Dimanche 1er août 2004



Livre de l’Ecclésiaste, 1 v.1 & 2 et 2 v.21 à 23

Epître de Paul aux Collossiens 2 v.20 à 3 v.17

Luc 12, v.13 à 32


Un fil rouge traverse les textes de ce jour, car ils nous invitent tous à réfléchir sur notre vie, le sens de notre vie comme la pertinence de nos choix. La voix décapante de l’Ecclésiaste nous dit : vanités des vanités, tout est vanité. Le sage de l’Ancien Testament invite à se méfier des richesses et des succès de l’homme. L’évangéliste Paul, quant à lui, nous demande de revêtir l’homme nouveau, qui, à l’image de son créateur, doit retrouver compassion, bienveillance, humilité, et patience. Jésus, comme à son habitude, amplifie le message, en décrivant un riche insensé qui fait des choix désastreux dans sa vie, pour conclure : « sois sans crainte, petit troupeau », au verset 32.

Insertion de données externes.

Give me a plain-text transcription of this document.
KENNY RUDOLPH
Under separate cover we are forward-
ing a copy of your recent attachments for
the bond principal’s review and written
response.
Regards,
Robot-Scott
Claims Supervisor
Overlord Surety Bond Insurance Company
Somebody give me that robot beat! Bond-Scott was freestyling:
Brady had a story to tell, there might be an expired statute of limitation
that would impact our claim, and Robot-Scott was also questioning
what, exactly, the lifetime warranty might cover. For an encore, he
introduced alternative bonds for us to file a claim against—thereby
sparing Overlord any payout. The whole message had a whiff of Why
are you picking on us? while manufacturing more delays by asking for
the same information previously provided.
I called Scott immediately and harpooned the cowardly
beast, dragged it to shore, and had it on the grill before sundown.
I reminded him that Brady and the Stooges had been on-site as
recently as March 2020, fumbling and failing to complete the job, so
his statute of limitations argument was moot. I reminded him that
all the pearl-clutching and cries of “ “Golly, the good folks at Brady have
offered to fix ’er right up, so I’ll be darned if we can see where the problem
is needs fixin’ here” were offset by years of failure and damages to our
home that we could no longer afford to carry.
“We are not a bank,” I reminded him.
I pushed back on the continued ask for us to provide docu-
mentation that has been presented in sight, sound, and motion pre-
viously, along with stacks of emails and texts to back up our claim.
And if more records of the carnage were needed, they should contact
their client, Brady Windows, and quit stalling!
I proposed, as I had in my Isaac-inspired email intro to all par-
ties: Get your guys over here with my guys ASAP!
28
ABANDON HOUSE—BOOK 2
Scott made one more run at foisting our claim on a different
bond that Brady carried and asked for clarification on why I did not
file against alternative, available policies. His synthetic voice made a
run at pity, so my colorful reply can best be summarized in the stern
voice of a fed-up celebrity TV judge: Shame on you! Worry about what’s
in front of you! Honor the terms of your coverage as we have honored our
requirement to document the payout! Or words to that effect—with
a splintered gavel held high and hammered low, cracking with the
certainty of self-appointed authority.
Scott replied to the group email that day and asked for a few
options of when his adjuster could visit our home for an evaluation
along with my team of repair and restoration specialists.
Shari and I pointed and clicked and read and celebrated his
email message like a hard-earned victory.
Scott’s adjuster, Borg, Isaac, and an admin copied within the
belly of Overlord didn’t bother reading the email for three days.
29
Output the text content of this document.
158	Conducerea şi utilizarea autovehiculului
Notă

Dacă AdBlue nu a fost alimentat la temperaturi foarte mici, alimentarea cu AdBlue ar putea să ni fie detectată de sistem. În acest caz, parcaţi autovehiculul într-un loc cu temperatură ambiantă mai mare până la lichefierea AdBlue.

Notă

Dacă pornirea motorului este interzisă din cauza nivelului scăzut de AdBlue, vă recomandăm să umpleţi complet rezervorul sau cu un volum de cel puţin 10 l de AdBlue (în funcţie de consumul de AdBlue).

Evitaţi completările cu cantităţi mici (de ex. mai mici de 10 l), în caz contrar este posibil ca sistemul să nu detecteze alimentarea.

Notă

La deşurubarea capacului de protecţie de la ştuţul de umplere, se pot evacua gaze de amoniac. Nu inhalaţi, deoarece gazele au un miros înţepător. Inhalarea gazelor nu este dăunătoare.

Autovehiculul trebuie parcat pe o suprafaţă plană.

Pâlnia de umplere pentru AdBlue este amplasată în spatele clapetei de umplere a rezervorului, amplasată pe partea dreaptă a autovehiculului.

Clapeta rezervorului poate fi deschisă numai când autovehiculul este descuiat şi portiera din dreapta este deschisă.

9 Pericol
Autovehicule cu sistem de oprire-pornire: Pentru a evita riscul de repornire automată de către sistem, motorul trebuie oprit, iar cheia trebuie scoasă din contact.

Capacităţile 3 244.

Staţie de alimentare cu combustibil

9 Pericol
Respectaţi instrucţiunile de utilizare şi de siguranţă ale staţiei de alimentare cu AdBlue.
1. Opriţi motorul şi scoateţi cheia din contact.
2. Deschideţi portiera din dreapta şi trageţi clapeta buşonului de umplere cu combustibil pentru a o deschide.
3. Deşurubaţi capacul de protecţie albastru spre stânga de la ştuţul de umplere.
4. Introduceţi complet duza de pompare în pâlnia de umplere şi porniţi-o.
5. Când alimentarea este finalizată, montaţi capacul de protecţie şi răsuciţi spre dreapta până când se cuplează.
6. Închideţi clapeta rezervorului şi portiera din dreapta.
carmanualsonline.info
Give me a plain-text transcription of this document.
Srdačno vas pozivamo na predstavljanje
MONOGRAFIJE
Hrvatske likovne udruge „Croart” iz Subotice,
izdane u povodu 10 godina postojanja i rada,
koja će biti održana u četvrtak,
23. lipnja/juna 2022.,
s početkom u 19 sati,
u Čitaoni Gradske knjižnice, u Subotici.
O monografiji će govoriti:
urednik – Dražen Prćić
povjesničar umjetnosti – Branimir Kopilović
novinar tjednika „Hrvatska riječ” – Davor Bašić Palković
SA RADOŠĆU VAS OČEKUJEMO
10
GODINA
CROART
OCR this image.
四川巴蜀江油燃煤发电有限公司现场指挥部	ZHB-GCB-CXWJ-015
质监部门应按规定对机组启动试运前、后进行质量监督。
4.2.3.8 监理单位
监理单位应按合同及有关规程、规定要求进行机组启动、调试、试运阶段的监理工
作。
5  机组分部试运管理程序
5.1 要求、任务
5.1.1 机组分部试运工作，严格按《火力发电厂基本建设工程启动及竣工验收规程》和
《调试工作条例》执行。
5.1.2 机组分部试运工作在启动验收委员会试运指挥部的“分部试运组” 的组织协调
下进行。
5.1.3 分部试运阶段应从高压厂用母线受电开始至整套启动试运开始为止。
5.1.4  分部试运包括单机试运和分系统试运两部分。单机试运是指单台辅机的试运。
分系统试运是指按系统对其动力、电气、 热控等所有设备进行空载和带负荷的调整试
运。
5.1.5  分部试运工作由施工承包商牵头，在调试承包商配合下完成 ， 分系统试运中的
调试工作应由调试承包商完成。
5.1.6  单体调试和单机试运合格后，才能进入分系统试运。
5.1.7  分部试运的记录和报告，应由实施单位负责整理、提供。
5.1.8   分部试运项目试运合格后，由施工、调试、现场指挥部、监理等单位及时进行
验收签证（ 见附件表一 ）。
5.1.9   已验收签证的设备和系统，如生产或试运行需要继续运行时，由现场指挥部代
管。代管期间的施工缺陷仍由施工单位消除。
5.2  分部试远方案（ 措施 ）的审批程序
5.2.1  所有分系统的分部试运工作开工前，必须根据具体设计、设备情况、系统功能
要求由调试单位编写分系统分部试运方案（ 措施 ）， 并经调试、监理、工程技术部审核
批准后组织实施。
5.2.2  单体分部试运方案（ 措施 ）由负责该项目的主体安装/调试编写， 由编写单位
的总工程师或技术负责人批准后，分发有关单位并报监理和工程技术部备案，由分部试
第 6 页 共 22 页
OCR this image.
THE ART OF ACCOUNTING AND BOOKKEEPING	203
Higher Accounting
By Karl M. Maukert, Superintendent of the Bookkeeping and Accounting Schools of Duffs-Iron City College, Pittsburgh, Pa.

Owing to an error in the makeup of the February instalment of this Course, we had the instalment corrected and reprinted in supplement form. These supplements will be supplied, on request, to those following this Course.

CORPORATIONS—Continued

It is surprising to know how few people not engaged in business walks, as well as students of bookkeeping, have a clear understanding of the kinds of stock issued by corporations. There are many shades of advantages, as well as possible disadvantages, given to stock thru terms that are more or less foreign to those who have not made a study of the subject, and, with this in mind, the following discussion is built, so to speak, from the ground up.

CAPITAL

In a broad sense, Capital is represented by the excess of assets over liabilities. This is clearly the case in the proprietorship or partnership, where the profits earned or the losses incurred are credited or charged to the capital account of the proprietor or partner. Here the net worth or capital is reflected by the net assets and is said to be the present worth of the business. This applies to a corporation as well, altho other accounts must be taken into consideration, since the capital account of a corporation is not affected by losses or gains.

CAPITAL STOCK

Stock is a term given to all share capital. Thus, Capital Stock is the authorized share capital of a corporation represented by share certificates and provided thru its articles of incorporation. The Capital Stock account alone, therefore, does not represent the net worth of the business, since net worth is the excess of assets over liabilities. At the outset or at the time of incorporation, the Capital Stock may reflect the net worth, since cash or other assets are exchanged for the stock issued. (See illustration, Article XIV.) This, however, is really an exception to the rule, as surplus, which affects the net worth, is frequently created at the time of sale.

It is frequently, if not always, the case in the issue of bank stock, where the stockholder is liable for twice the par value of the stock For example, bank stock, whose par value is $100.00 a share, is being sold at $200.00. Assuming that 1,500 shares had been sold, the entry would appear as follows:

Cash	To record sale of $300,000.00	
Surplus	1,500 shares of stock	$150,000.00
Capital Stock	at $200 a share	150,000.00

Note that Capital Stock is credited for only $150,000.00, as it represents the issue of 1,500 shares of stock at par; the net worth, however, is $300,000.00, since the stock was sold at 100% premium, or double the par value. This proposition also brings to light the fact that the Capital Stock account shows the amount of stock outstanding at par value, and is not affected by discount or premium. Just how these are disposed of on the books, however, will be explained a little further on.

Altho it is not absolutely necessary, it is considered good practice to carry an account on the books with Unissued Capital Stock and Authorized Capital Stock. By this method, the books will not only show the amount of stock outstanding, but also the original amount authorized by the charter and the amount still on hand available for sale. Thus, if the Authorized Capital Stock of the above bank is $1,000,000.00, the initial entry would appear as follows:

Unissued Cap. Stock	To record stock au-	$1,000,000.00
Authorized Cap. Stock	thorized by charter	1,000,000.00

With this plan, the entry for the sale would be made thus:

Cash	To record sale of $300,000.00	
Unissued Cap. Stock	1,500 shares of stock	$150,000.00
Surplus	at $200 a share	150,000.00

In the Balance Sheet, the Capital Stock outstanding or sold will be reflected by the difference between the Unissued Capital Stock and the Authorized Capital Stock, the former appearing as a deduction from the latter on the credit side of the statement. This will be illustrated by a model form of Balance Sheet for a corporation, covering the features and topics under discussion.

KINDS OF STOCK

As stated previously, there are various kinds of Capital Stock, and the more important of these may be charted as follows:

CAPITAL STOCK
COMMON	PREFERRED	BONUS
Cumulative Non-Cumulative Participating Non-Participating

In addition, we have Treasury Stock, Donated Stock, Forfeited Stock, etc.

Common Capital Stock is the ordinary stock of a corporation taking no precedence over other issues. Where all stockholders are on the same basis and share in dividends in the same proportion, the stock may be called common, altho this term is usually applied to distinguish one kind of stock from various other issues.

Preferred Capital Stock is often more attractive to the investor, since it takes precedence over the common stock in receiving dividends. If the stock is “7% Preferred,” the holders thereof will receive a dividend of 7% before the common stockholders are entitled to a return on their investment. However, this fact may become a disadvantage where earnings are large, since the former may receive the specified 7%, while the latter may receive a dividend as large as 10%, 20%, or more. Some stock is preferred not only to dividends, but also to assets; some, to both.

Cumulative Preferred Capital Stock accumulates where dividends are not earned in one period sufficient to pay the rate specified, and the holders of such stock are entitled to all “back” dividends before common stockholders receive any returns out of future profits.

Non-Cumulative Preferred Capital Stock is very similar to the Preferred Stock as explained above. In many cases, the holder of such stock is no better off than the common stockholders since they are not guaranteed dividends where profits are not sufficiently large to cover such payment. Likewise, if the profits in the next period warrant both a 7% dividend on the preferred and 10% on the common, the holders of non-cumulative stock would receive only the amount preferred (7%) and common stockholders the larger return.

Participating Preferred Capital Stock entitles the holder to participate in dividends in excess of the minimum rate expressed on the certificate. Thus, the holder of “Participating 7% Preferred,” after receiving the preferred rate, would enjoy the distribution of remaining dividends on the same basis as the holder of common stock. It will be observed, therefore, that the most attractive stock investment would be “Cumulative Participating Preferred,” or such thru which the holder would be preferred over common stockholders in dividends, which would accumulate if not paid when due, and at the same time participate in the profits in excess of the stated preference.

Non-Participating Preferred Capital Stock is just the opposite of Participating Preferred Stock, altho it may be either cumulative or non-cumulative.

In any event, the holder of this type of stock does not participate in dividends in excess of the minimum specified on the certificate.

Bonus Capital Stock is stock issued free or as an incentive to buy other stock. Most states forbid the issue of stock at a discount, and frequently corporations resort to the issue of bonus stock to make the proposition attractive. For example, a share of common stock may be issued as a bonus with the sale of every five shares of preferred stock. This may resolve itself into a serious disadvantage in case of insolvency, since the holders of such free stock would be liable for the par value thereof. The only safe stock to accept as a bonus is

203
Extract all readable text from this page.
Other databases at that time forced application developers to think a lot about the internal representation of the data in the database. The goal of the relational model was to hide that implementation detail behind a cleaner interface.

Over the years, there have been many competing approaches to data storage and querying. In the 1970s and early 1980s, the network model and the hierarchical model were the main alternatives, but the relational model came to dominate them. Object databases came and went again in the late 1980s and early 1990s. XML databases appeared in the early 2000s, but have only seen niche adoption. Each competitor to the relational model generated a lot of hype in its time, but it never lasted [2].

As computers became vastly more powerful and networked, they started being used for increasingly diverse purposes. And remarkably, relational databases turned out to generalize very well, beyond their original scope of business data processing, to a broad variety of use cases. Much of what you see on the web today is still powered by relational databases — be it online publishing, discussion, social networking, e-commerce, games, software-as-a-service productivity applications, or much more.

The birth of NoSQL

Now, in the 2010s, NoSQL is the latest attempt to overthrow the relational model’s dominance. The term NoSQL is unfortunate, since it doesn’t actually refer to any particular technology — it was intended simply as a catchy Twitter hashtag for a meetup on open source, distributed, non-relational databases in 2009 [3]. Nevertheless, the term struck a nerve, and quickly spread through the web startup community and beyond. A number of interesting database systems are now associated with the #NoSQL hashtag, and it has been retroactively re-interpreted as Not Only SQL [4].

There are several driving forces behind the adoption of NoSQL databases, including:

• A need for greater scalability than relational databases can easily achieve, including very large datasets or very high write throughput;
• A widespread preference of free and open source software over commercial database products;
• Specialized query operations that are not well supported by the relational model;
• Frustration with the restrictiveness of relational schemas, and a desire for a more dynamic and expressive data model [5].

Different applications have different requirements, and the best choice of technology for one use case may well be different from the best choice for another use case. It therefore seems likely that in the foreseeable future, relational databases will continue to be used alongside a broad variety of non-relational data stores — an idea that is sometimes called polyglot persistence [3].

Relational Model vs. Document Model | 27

Le programme des lectures du jour retient deux passages du livre de l’Ecclésiaste : la première phrase, qui est le leitmotiv du livre, et son application au travail de l’homme.

Ce livre est l’un des plus étonnants de la Bible ; probablement rédigé au III° siècle avant JC., il donne le ton dés la première phrase : « vanité des vanités, tout est vanité ». Le mot hébraïque traduit par vanité revient pas loin de 40 fois dans le livret. Etymologiquement, il signifie fumée ou buée. Sous forme de nom propre, c’est le nom qu’Eve a donné à son deuxième fils, Abel. On sait ce qu’il est devenu !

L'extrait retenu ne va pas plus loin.